I then took the piecemeal approach of trying to get through this one step at a time …
Here is what I found so far:
the culprit really seems to be a bogged guest addition installation on the opensuse image. When running vagrant up (following the readme for the vagrant load), then it will typically fail with the same/similar message we’ve seen earlier in the thread:

image

and I tried to get this rectified by adding updates/upgrades to the vagrant file, however since the script already falls on its nose before it even gets to anything else, it seems to me (and, of course, I might be wrong), that I have to force the installation/reinstallation of the guest additions before the rest of the script will even run through.

So, since - despite the error mounting the shared folders - the vagrant machine is running, I did the following:
vagrant ssh
sudo zypper -n --non-interactive-include-reboot-patches update
which could of course be written like this in one line:
vagrant ssh -c "sudo zypper -n --non-interactive-include-reboot-patches update"
this in turn highlighted mostly these three items to be upgraded, all related to the Virtualbox guest additions:
virtualbox-guest-tools, virtualbox-guest-x11 and virtualbox-kmp-default

As the vagrant box ages (and I purposefully removed a pinned version from the vagrant file to get the most recent one) it will likely install more patches/updates, but that should be ok.

The vagrant plugin vbguest didn’t attempt an auto-update of the guest additions or anything helpful at this time (so forced to not auto-update at this time in the vagrant file), this was the only way that I could continue.

So, once that installation/update is completed. I reloaded the vagrant box with vagrant reload and, it started going through the rest of the vagrant script namely the shell command in the bottom section.

Now, after a few more attempts I had to amend @mikemonkers installation additions.
I found that in order to get the actual build of the Rockstor ISO to work I had to add a few more installations. Furthermore, pip was not installed so the pip reinstall command at the bottom of the file failed :slight_smile:
So, here are the dependencies for our kiwi ng installer/image creator:
git - already pointed out by @mikemonkers
btrfsprogs - already pointed out by @mikemonkers
gfxboot - already pointed out by @mikemonkers
qemu-tools
gptfdisk
e2fsprogs
squashfs
xorriso

As you can tell the last 5 packages all related to creating an image/live CD type output in the end.

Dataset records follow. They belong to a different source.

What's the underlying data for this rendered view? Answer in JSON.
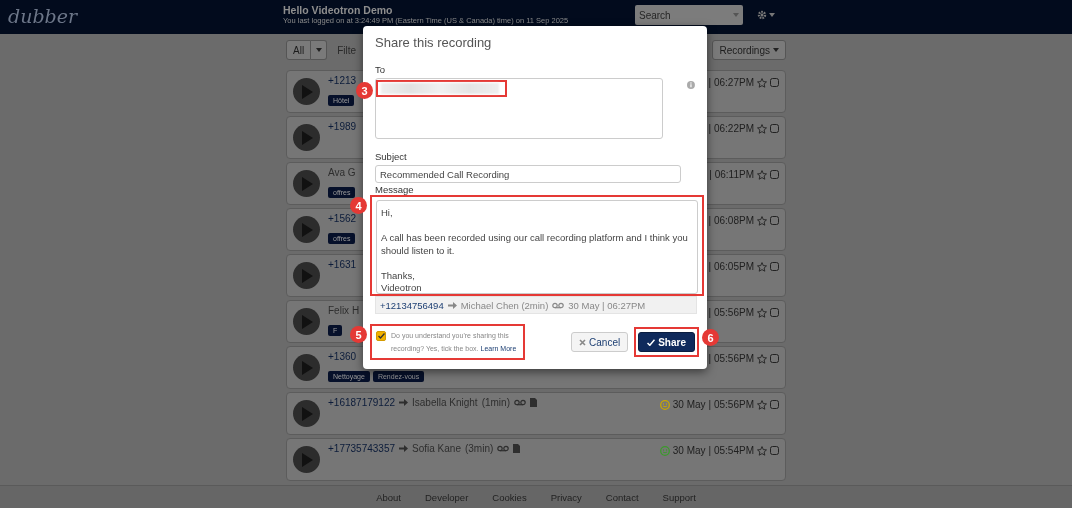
{
  "header": {
    "logo": "dubber",
    "greeting": "Hello Videotron Demo",
    "last_login": "You last logged on at 3:24:49 PM (Eastern Time (US & Canada) time) on 11 Sep 2025",
    "search": {
      "placeholder": "Search"
    }
  },
  "filter_bar": {
    "all_button": "All",
    "filter_text": "Filte",
    "recordings_button": "Recordings"
  },
  "recordings": [
    {
      "kind": "number",
      "caller": "+1213",
      "tags": [
        "Hôtel"
      ],
      "time": "| 06:27PM"
    },
    {
      "kind": "number",
      "caller": "+1989",
      "time": "| 06:22PM"
    },
    {
      "kind": "contact",
      "caller": "Ava G",
      "tags": [
        "offres"
      ],
      "time": "| 06:11PM"
    },
    {
      "kind": "number",
      "caller": "+1562",
      "tags": [
        "offres"
      ],
      "time": "| 06:08PM"
    },
    {
      "kind": "number",
      "caller": "+1631",
      "time": "| 06:05PM"
    },
    {
      "kind": "contact",
      "caller": "Felix H",
      "tags": [
        "F"
      ],
      "time": "| 05:56PM"
    },
    {
      "kind": "number",
      "caller": "+1360",
      "tags": [
        "Nettoyage",
        "Rendez-vous"
      ],
      "time": "| 05:56PM"
    },
    {
      "kind": "number",
      "caller": "+16187179122",
      "contact": "Isabella Knight",
      "duration": "(1min)",
      "color": "#c9a800",
      "date": "30 May",
      "time": "| 05:56PM"
    },
    {
      "kind": "number",
      "caller": "+17735743357",
      "contact": "Sofia Kane",
      "duration": "(3min)",
      "color": "#3c9a2c",
      "date": "30 May",
      "time": "| 05:54PM"
    }
  ],
  "footer_links": [
    "About",
    "Developer",
    "Cookies",
    "Privacy",
    "Contact",
    "Support"
  ],
  "dialog": {
    "title": "Share this recording",
    "to_label": "To",
    "subject_label": "Subject",
    "subject_value": "Recommended Call Recording",
    "message_label": "Message",
    "message_value": "Hi,\n\nA call has been recorded using our call recording platform and I think you should listen to it.\n\nThanks,\nVideotron",
    "recording": {
      "caller": "+12134756494",
      "contact": "Michael Chen (2min)",
      "date_time": "30 May | 06:27PM"
    },
    "consent": {
      "checked": true,
      "text": "Do you understand you're sharing this recording? Yes, tick the box.",
      "link": "Learn More"
    },
    "cancel_button": "Cancel",
    "share_button": "Share"
  },
  "annotations": [
    {
      "number": "3"
    },
    {
      "number": "4"
    },
    {
      "number": "5"
    },
    {
      "number": "6"
    }
  ]
}
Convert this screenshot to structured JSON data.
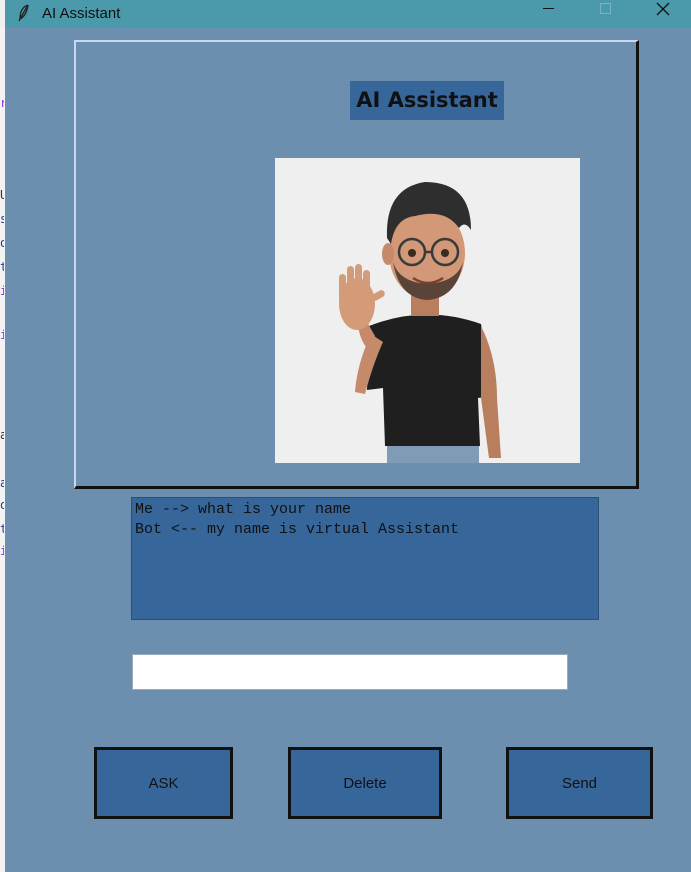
{
  "window": {
    "title": "AI Assistant"
  },
  "app": {
    "heading": "AI Assistant",
    "chat_lines": [
      "Me --> what is your name",
      "Bot <-- my name is virtual Assistant"
    ],
    "input_value": "",
    "buttons": {
      "ask": "ASK",
      "delete": "Delete",
      "send": "Send"
    }
  },
  "icons": {
    "title": "feather-icon",
    "minimize": "minimize-icon",
    "maximize": "maximize-icon",
    "close": "close-icon",
    "avatar": "avatar-waving-image"
  },
  "colors": {
    "titlebar": "#4a9aac",
    "window_bg": "#6d8faf",
    "panel": "#36669a",
    "border_dark": "#111111"
  }
}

And in order to address the issue with the lxml package I had to also install
python3-pip
upgrade pip for good measure
force reinstall lxml as pointed out by @mikemonkers

Once the vagrant box finishes the script, I performed another vagrant reload as I wasn’t sure what happens if I were to put a sudo reboot into the vagrantfile (and ran out of energy to experiment with that) and then executed the:
vagrant ssh -c "cd /home/vagrant/rockstor-installer/vagrant_env; ./run_kiwi.sh"
and after some time (seemed longer than on the bento box for some reason) … and a few warnings (@phillxnet not sure whether these are expected during the kiwi ng install procedure or whether some action needs to be taken on the overall installer) the iso file was generated and available in the vagrant_env folder. I ran a test installation up until I can get to the webui for the first configuration, so I presume it’s all good now.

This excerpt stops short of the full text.